Comment Re:While I do agree I still dislike it in general (Score 1) 833

This is simply handled by associating the forum account to the online account/game key. Get banned from the forums could also easily ban you from in-game. There's no need for revealing your personal ID (except to Blizzard) so long as forum membership is tied to a game account (active or inactive), and anonymous posters are simply not al;lowed. Proper moderation based on a system of reporting the assholes, and limiting the number of posts per day/hour of new forum members until they build up sufficient karma/post counts also helps limit the crazies. Balancing the reporting is also important. Reporting someone as a troll should have repercussions if you;re reporting someone simply based on disagreement (ie, their facts are balanced or they make good statements, you just don't like it, so you mark them troll, and that should get you banned quicker than making troll-ish comments).

Blizzard could very easily handle forum trolls by banning their battlenet/wow account for abuse. Revealing personal information is a nice idea, but not necessary, and imposes much risk.

Comment Re:Good riddance (Score 2, Insightful) 435

Well, since the devices don;t all exhibit this behavior, and many of them can't even be made to ground out, I;d call it a failing of manufactruing the coating proerly as it is applied to the metal rim (which shouldbe non-conductive to begin with).

I happen to have a significant engineering backing, heavy in both electronics, magnetics, and RF. I'm not an antenna engineer, but I can do the calculus and understand the physics involved very well.

The release was from anandtech, and was a well done fairly scientific, repeated multiple times on multiple devices, and using fairly professional equipment and both lab and field testing methods. It's a preliminary study, but a very competent start to a larger scale analysis. They're a well trusted source.

19db is bad, top of the curve bad, but the average is over 12 and the previous generation iPhone, which no one noticed, dropped 13. More so, better IS better, since usability and reliability actually means something compared to number on paper.

As for the car, every car performs better or worse depending on how you drive it. Shit, just making more right turns and fewer left turns can have as much as a 10% impact on your driving. That's not a valid analogy anyway. Better is better if there's no drawback vs the current option. A new system might have it;s own limitations and quirks, but so long as those limits are at their worst still above the options otherwise available, and the limitations and quirks do not introduce new negatives, then that is the very technical definition of better (not perfect, which all you anti-apple people think you deserve nothing less than).

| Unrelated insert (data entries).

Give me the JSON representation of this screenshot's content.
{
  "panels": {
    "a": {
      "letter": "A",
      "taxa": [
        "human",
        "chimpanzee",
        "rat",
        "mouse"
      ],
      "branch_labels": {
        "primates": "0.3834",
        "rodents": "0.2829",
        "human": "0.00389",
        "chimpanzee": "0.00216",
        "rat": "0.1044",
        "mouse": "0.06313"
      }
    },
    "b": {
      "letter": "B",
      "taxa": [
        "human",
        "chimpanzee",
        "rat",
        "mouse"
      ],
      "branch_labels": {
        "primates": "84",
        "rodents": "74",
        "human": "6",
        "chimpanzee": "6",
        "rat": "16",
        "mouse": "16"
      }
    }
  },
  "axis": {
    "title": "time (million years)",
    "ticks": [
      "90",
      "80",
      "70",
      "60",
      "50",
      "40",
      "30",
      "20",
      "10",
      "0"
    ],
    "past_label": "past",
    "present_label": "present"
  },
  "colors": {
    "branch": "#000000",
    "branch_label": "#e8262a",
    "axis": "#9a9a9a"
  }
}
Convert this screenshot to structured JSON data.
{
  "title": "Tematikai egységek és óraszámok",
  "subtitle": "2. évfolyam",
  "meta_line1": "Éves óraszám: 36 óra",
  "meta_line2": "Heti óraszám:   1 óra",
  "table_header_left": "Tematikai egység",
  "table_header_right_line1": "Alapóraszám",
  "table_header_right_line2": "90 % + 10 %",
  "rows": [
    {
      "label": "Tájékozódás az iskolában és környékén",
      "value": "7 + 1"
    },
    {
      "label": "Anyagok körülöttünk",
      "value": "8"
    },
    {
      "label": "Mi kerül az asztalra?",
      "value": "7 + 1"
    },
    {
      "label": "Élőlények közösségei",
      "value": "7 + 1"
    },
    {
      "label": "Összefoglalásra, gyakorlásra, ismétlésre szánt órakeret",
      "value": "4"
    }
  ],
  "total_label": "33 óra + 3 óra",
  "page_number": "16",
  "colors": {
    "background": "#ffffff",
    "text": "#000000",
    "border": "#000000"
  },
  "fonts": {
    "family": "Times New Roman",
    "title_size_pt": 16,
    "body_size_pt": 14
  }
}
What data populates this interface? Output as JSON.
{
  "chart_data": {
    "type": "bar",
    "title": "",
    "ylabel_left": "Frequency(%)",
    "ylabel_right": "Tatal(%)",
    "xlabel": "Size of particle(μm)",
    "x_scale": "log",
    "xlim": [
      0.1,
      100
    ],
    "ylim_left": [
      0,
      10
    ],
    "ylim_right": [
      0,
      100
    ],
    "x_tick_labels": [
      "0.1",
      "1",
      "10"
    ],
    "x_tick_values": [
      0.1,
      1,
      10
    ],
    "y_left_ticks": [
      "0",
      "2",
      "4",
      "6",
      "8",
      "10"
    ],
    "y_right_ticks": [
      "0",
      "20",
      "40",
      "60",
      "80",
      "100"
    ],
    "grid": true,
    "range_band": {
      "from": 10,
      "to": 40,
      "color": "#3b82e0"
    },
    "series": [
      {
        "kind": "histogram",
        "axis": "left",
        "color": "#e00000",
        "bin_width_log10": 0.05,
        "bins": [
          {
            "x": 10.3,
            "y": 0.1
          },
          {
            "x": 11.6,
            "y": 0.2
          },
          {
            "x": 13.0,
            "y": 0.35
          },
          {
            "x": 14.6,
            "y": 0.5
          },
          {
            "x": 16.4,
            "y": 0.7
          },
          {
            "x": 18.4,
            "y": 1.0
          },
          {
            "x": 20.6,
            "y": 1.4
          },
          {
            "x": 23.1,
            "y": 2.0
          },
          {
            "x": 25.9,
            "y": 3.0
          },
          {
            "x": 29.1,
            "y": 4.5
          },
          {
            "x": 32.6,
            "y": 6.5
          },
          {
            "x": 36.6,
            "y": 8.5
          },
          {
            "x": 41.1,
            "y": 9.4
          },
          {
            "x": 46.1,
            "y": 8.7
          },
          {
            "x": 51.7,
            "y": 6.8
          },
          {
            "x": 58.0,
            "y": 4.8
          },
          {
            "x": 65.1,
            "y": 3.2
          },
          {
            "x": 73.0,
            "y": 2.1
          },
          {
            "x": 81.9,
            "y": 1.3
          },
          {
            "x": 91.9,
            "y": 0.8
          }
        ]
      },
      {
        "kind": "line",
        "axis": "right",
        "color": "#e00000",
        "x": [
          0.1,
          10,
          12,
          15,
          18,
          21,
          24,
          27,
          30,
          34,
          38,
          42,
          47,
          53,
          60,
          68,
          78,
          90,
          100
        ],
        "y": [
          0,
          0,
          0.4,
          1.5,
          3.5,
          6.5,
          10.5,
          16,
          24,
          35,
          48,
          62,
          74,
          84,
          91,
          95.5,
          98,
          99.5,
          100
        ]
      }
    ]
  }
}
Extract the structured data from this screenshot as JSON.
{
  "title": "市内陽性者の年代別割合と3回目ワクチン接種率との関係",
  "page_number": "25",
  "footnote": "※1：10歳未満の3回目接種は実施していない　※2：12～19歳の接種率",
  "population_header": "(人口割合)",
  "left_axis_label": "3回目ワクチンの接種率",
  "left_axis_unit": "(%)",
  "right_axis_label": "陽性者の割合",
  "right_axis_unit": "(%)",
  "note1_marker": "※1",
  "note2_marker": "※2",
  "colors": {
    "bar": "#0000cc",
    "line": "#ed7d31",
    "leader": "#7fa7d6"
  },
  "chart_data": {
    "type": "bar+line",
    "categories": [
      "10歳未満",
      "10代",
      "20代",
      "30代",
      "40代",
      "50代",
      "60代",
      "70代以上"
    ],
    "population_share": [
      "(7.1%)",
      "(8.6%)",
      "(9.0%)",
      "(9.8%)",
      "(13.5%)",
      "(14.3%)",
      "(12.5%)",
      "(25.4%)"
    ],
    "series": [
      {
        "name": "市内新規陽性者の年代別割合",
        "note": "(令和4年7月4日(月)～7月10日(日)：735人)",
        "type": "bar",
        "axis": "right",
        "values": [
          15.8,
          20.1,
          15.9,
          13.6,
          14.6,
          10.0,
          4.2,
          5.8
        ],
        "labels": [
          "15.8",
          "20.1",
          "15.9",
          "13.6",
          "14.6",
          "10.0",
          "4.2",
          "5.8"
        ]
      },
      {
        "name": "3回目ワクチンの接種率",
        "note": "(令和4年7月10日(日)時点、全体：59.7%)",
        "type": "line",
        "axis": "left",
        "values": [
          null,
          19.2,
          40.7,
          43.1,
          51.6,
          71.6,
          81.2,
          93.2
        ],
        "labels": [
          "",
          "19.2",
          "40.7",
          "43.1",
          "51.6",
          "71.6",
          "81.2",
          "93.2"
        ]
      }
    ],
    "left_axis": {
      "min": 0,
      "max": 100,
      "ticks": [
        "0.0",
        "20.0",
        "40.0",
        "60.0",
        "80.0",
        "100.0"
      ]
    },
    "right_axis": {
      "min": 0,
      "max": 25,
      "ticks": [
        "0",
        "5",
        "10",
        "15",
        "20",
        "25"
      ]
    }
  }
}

I'm not pro or ant any vendor. i take no allegiances. I'll drop one product to buy another anytime there's a good reason to, and I'll always recommend the best product for a person's needs regardless of any perceived personal preference. I'm a systems analyst and solutions engineer, I have to be open to options. To some I recommend apple, to others android, and to others to stay the fuck away from smartphone entirely. I recommend widows to some, mac to others, linux/unix. IBM to some, Apple to others, though I've not found a reason to recommend dell to anyone in many many years. My interest here is stopping FUD, propogandsa, and general bullshit and hate flowing here. Wether the data anandtech has meets your requirements of scientific enough or not, fact is, no one else has ANY data, and until they have contrary data, it;s conjecture, and is to be dismissed or studied, but not commented on, and certainly not sued over, until there IS such data.